Nina Levitt is an artist working in photography, installation, and video. Her practice examines the representation of women in popular culture and often relies on the recovery and manipulation of existing images and texts.

 

Her work has been shown extensively in Canada, and in several shows in the UK and the US and has been widely published and reviewed including feature articles in Parachute #100 and Canadian Art. Notable exhibitions include Otherworldly, “The Uncanny: Experiments in Cyborg Culture” (Vancouver Art Gallery) and “Little Breeze” at the Doris McCarthy Gallery, University of Toronto Scarborough.

 

Between 2001-2008 Levitt researched and produced three artworks focused on the representation of women spies during WWII. She received a prestigious SSHRC Research Creation Grant that allowed her to produce two of these shows. THIN AIR, the second in a trilogy of shows of this subject was shown at the Koffler Gallery in Toronto in March 2008. The third work was exhibited at the Robert McLaughlin Gallery, Oshawa in November 2009. A catalogue of these works was published by the galleries. In November 2008, “APPROACHING HISTORIES: Intersections of history, visual art and literature” Symposium was held at the RMG with presentations by artist John Greyson, Pro.

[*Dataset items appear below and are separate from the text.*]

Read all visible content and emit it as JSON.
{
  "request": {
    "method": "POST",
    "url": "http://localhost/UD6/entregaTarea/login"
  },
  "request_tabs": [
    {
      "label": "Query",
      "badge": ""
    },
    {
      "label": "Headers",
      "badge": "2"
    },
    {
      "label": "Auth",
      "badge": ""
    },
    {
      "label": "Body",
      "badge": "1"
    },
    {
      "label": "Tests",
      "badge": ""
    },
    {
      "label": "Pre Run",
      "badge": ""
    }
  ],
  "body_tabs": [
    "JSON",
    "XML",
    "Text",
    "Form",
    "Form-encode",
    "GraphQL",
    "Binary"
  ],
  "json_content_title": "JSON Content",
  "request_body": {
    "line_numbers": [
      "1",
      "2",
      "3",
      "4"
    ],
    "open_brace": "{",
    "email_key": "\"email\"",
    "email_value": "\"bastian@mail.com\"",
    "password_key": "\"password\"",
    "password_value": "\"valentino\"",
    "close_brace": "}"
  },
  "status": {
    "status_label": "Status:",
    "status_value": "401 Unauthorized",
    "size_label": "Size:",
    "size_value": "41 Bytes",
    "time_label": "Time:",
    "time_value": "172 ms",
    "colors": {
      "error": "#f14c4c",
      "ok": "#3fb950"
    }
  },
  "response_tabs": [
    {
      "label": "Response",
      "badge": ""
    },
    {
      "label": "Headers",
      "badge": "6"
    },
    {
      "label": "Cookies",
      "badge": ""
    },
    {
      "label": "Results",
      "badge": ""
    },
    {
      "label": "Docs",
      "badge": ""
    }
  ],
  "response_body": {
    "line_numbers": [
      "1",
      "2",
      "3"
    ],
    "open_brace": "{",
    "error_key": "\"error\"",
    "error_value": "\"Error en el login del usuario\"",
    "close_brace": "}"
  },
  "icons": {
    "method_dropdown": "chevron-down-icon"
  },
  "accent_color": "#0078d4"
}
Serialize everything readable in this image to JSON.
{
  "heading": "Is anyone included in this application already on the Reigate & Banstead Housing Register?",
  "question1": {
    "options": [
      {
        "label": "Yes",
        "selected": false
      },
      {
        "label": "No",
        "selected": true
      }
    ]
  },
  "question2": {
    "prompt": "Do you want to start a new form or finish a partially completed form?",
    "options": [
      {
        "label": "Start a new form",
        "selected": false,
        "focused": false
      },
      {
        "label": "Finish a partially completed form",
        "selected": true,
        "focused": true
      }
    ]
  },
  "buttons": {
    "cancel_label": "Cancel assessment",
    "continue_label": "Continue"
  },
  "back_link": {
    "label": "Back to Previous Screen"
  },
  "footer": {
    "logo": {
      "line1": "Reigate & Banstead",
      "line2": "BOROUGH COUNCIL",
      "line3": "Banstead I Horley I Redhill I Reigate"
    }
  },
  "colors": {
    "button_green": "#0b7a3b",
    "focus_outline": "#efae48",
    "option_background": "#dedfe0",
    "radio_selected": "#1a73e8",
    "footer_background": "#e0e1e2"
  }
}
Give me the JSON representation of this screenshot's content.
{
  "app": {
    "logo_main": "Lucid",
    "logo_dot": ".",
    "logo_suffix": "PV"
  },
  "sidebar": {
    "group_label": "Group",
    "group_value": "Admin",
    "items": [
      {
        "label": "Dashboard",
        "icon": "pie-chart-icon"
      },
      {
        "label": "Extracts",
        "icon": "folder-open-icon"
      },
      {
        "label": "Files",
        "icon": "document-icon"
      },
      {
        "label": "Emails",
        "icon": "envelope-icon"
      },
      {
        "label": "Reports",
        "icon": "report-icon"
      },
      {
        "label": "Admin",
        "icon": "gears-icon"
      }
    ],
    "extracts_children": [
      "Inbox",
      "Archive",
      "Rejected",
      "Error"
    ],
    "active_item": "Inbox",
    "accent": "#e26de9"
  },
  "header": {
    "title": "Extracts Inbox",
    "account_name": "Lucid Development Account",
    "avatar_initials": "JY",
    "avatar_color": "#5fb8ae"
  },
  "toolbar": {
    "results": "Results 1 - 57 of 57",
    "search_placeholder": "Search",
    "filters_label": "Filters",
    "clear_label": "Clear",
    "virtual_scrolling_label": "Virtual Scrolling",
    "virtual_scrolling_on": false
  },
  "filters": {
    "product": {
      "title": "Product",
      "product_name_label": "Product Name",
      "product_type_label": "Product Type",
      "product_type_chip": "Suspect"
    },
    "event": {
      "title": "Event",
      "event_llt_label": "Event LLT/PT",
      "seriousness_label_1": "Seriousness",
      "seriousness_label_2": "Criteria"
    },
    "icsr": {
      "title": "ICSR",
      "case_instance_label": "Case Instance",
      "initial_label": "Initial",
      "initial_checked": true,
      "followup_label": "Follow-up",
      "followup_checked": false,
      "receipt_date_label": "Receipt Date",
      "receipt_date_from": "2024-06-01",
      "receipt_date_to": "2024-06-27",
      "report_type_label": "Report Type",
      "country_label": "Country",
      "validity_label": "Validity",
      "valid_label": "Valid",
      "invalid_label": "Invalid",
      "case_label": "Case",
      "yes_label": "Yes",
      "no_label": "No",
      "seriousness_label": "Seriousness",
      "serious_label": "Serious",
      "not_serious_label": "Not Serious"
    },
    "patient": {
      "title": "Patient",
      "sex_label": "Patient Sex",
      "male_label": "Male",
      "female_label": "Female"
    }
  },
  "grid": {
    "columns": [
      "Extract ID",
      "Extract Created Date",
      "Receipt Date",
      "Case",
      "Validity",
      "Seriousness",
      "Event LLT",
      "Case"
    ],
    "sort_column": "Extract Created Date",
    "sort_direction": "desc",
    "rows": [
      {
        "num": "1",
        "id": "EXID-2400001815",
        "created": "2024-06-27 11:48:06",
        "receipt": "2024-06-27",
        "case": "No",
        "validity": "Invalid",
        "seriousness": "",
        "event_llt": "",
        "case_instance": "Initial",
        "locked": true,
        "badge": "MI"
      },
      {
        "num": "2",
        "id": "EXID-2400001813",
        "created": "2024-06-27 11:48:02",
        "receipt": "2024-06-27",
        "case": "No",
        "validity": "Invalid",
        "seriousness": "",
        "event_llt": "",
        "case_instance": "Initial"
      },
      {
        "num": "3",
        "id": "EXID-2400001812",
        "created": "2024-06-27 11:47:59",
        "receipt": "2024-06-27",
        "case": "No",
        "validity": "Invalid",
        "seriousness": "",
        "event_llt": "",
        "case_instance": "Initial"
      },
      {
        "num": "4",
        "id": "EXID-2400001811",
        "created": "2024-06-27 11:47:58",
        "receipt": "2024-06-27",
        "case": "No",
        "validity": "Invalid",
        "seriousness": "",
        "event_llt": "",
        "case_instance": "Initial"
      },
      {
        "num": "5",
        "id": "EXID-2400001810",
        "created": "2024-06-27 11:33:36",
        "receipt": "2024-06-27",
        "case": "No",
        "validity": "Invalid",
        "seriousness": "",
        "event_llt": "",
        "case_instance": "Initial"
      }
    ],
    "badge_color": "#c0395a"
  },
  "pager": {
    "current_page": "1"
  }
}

Shelly Hornstein, author Helen Humphreys and Nina Levitt. She was commissioned to produce new photographic works for Women’s College Hospital’s 100th anniversary for an exhibition at the Gladstone Hotel in Toronto and the opening of the Artscape Youngplace. Her 1996 video installation, DUET, was remounted and included in Fanning the Flames: Queer Positions in Photography at the Art Gallery of Ontario in June 2014.

 

From 1984 to 1991 Levitt worked as the Program Coordinator of the Toronto Photographers Workshop, an artist run photography gallery that she helped found. She taught photography at the University of Illinois in Chicago, video at the School of the Art Institute of Chicago and in the New Media Program in the School of Image Art, Toronto Metropolitan University.

 

Levitt is currently an Associated Professor in the Department of Visual Art and Art History at York University in Toronto.